Bike fitting, like cycling in general, is constantly evolving with the creation of new technology. But whether you decide to get a fit done at a high-tech shop or an old-school expert, the result should ultimately be the same. The tools used by a fitter should not determine the quality of your bike fit.
It's well documented that a good bike fit can improve comfort, speed and efficiency, and in some instances, prevent injury on the bike. Whatever your reason for seeking a bike fit, let's take a look at what it is that you should expect during the fitting process and what a successful bike fit will look like in the end.
The Goals of a Bike Fit
Cyclists have different goals. Some train to win the next Gran Fondo while others aim to simply improve overall fitness. It doesn't matter why you ride; the goals of a good bike fit should be the same for all cyclists, no matter what your goals are.

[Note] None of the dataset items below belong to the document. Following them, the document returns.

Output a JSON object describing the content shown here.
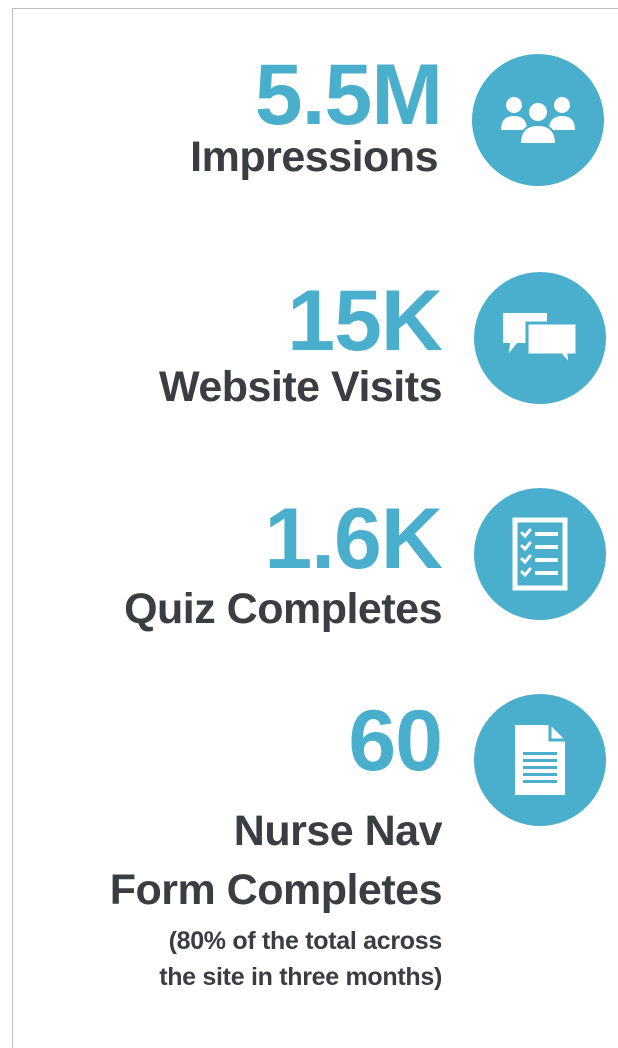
{
  "colors": {
    "accent": "#4aaecd",
    "text": "#3a3d42",
    "background": "#ffffff"
  },
  "stats": [
    {
      "value": "5.5M",
      "label": "Impressions",
      "icon": "people-icon"
    },
    {
      "value": "15K",
      "label": "Website Visits",
      "icon": "chat-bubbles-icon"
    },
    {
      "value": "1.6K",
      "label": "Quiz Completes",
      "icon": "checklist-icon"
    },
    {
      "value": "60",
      "label_line1": "Nurse Nav",
      "label_line2": "Form Completes",
      "note_line1": "(80% of the total across",
      "note_line2": "the site in three months)",
      "icon": "document-icon"
    }
  ]
}
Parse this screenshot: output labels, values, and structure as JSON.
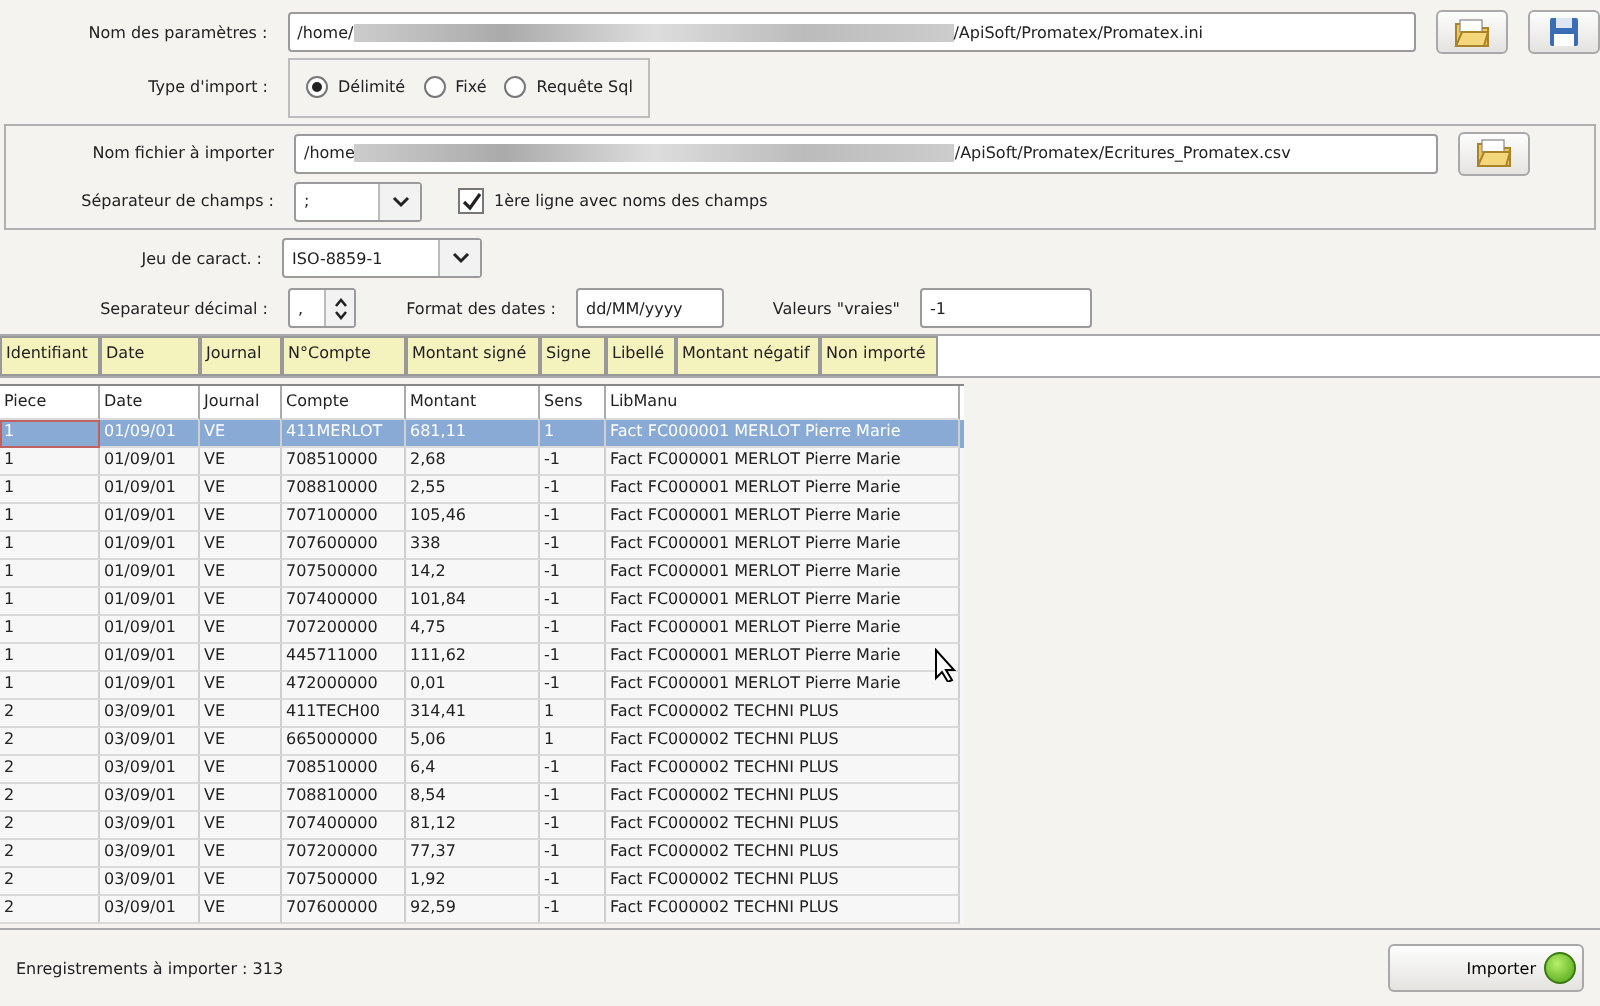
{
  "params": {
    "label": "Nom des paramètres :",
    "path_start": "/home/",
    "path_end": "/ApiSoft/Promatex/Promatex.ini"
  },
  "import_type": {
    "label": "Type d'import :",
    "options": [
      {
        "label": "Délimité",
        "selected": true
      },
      {
        "label": "Fixé",
        "selected": false
      },
      {
        "label": "Requête Sql",
        "selected": false
      }
    ]
  },
  "file": {
    "label": "Nom fichier à importer",
    "path_start": "/home",
    "path_end": "/ApiSoft/Promatex/Ecritures_Promatex.csv"
  },
  "separator": {
    "label": "Séparateur de champs :",
    "value": ";"
  },
  "header_line": {
    "label": "1ère ligne avec noms des champs",
    "checked": true
  },
  "charset": {
    "label": "Jeu de caract. :",
    "value": "ISO-8859-1"
  },
  "decimal": {
    "label": "Separateur décimal :",
    "value": ","
  },
  "date_format": {
    "label": "Format des dates :",
    "value": "dd/MM/yyyy"
  },
  "true_values": {
    "label": "Valeurs \"vraies\"",
    "value": "-1"
  },
  "mapping": [
    "Identifiant",
    "Date",
    "Journal",
    "N°Compte",
    "Montant signé",
    "Signe",
    "Libellé",
    "Montant négatif",
    "Non importé"
  ],
  "table": {
    "columns": [
      "Piece",
      "Date",
      "Journal",
      "Compte",
      "Montant",
      "Sens",
      "LibManu"
    ],
    "rows": [
      {
        "selected": true,
        "cells": [
          "1",
          "01/09/01",
          "VE",
          "411MERLOT",
          "681,11",
          "1",
          "Fact FC000001 MERLOT Pierre Marie"
        ]
      },
      {
        "selected": false,
        "cells": [
          "1",
          "01/09/01",
          "VE",
          "708510000",
          "2,68",
          "-1",
          "Fact FC000001 MERLOT Pierre Marie"
        ]
      },
      {
        "selected": false,
        "cells": [
          "1",
          "01/09/01",
          "VE",
          "708810000",
          "2,55",
          "-1",
          "Fact FC000001 MERLOT Pierre Marie"
        ]
      },
      {
        "selected": false,
        "cells": [
          "1",
          "01/09/01",
          "VE",
          "707100000",
          "105,46",
          "-1",
          "Fact FC000001 MERLOT Pierre Marie"
        ]
      },
      {
        "selected": false,
        "cells": [
          "1",
          "01/09/01",
          "VE",
          "707600000",
          "338",
          "-1",
          "Fact FC000001 MERLOT Pierre Marie"
        ]
      },
      {
        "selected": false,
        "cells": [
          "1",
          "01/09/01",
          "VE",
          "707500000",
          "14,2",
          "-1",
          "Fact FC000001 MERLOT Pierre Marie"
        ]
      },
      {
        "selected": false,
        "cells": [
          "1",
          "01/09/01",
          "VE",
          "707400000",
          "101,84",
          "-1",
          "Fact FC000001 MERLOT Pierre Marie"
        ]
      },
      {
        "selected": false,
        "cells": [
          "1",
          "01/09/01",
          "VE",
          "707200000",
          "4,75",
          "-1",
          "Fact FC000001 MERLOT Pierre Marie"
        ]
      },
      {
        "selected": false,
        "cells": [
          "1",
          "01/09/01",
          "VE",
          "445711000",
          "111,62",
          "-1",
          "Fact FC000001 MERLOT Pierre Marie"
        ]
      },
      {
        "selected": false,
        "cells": [
          "1",
          "01/09/01",
          "VE",
          "472000000",
          "0,01",
          "-1",
          "Fact FC000001 MERLOT Pierre Marie"
        ]
      },
      {
        "selected": false,
        "cells": [
          "2",
          "03/09/01",
          "VE",
          "411TECH00",
          "314,41",
          "1",
          "Fact FC000002 TECHNI PLUS"
        ]
      },
      {
        "selected": false,
        "cells": [
          "2",
          "03/09/01",
          "VE",
          "665000000",
          "5,06",
          "1",
          "Fact FC000002 TECHNI PLUS"
        ]
      },
      {
        "selected": false,
        "cells": [
          "2",
          "03/09/01",
          "VE",
          "708510000",
          "6,4",
          "-1",
          "Fact FC000002 TECHNI PLUS"
        ]
      },
      {
        "selected": false,
        "cells": [
          "2",
          "03/09/01",
          "VE",
          "708810000",
          "8,54",
          "-1",
          "Fact FC000002 TECHNI PLUS"
        ]
      },
      {
        "selected": false,
        "cells": [
          "2",
          "03/09/01",
          "VE",
          "707400000",
          "81,12",
          "-1",
          "Fact FC000002 TECHNI PLUS"
        ]
      },
      {
        "selected": false,
        "cells": [
          "2",
          "03/09/01",
          "VE",
          "707200000",
          "77,37",
          "-1",
          "Fact FC000002 TECHNI PLUS"
        ]
      },
      {
        "selected": false,
        "cells": [
          "2",
          "03/09/01",
          "VE",
          "707500000",
          "1,92",
          "-1",
          "Fact FC000002 TECHNI PLUS"
        ]
      },
      {
        "selected": false,
        "cells": [
          "2",
          "03/09/01",
          "VE",
          "707600000",
          "92,59",
          "-1",
          "Fact FC000002 TECHNI PLUS"
        ]
      }
    ]
  },
  "status": "Enregistrements à importer : 313",
  "import_button": {
    "label": "Importer",
    "ready": true
  }
}
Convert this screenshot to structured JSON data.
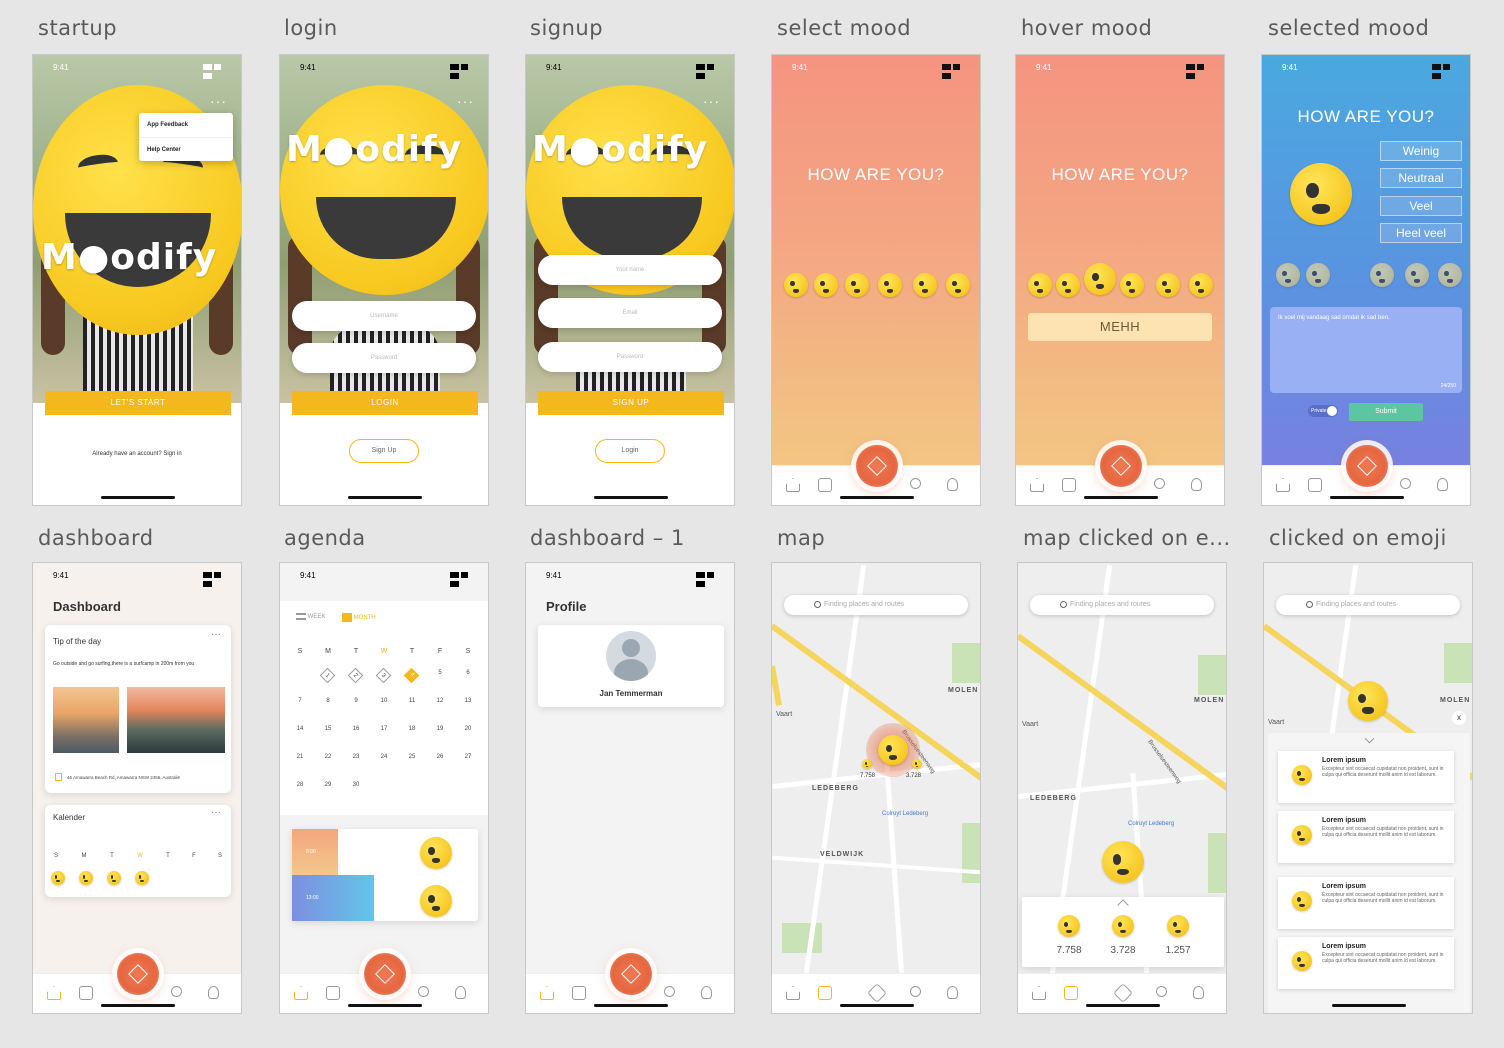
{
  "boards": [
    {
      "label": "startup"
    },
    {
      "label": "login"
    },
    {
      "label": "signup"
    },
    {
      "label": "select mood"
    },
    {
      "label": "hover mood"
    },
    {
      "label": "selected mood"
    },
    {
      "label": "dashboard"
    },
    {
      "label": "agenda"
    },
    {
      "label": "dashboard – 1"
    },
    {
      "label": "map"
    },
    {
      "label": "map clicked on e..."
    },
    {
      "label": "clicked on emoji"
    }
  ],
  "status": {
    "time": "9:41"
  },
  "app": {
    "logo_pre": "M",
    "logo_post": "odify"
  },
  "startup": {
    "menu": [
      "App Feedback",
      "Help Center"
    ],
    "cta": "LET'S START",
    "signin": "Already have an account? Sign in"
  },
  "login": {
    "username": "Username",
    "password": "Password",
    "cta": "LOGIN",
    "signup": "Sign Up"
  },
  "signup": {
    "name": "Your name",
    "email": "Email",
    "password": "Password",
    "cta": "SIGN UP",
    "login": "Login"
  },
  "mood": {
    "question": "HOW ARE YOU?",
    "hover": "MEHH",
    "options": [
      "Weinig",
      "Neutraal",
      "Veel",
      "Heel veel"
    ],
    "note": "Ik voel mij vandaag sad omdat ik sad ben.",
    "count": "24/250",
    "private": "Private",
    "submit": "Submit"
  },
  "dashboard": {
    "title": "Dashboard",
    "tip_title": "Tip of the day",
    "tip_text": "Go outside and go surfing,there is a surfcamp in 200m from you",
    "address": "46 Amawarra Beach Rd, Amawarra NSW 2456, Australië",
    "kal_title": "Kalender",
    "days": [
      "S",
      "M",
      "T",
      "W",
      "T",
      "F",
      "S"
    ]
  },
  "agenda": {
    "week": "WEEK",
    "month": "MONTH",
    "days": [
      "S",
      "M",
      "T",
      "W",
      "T",
      "F",
      "S"
    ],
    "dates": [
      "1",
      "2",
      "3",
      "4",
      "5",
      "6",
      "7",
      "8",
      "9",
      "10",
      "11",
      "12",
      "13",
      "14",
      "15",
      "16",
      "17",
      "18",
      "19",
      "20",
      "21",
      "22",
      "23",
      "24",
      "25",
      "26",
      "27",
      "28",
      "29",
      "30"
    ],
    "slots": [
      "8:00",
      "13:00"
    ]
  },
  "profile": {
    "title": "Profile",
    "name": "Jan Temmerman"
  },
  "map": {
    "search": "Finding places and routes",
    "ledeberg": "LEDEBERG",
    "veldwijk": "VELDWIJK",
    "molen": "MOLEN",
    "colruyt": "Colruyt Ledeberg",
    "vaart": "Vaart",
    "street": "Brusselsesteenweg",
    "counts": [
      "7.758",
      "3.728",
      "1.257"
    ]
  },
  "list": {
    "items": [
      {
        "title": "Lorem ipsum",
        "text": "Excepteur sint occaecat cupidatat non proident, sunt in culpa qui officia deserunt mollit anim id est laborum."
      },
      {
        "title": "Lorem ipsum",
        "text": "Excepteur sint occaecat cupidatat non proident, sunt in culpa qui officia deserunt mollit anim id est laborum."
      },
      {
        "title": "Lorem ipsum",
        "text": "Excepteur sint occaecat cupidatat non proident, sunt in culpa qui officia deserunt mollit anim id est laborum."
      },
      {
        "title": "Lorem ipsum",
        "text": "Excepteur sint occaecat cupidatat non proident, sunt in culpa qui officia deserunt mollit anim id est laborum."
      }
    ]
  }
}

At minimum, your bike fit must achieve these three objectives:
- Become comfortable on a new or existing bike.
- Improve speed, power, balance, efficiency and bike handling.
- Minimize the risk of repetitive injury.
At the end of a bike fit, improvements should be verified by output reports on speed, power and efficiency.
Along with what our scientific tools tell us, the subjective response of the cyclist is just as important. "My neck doesn't hurt now," "I feel more neutral on the bike" or "I hate it, put me back where I was" are a few common responses that a fitter should look for.
The "How does it feel" question should be applied before the fit, directly after the fit and a week following the fit for a follow up evaluation.
In over 35 years of bike fitting, I've learned to classify my clients into two categories:
New bike buyers: This is more of a sizing exercise. Body measurements are taken to find the top tube length, seat tube length, stem length, crank arm length, etc. that's best suited for an individual client before they purchase a bike.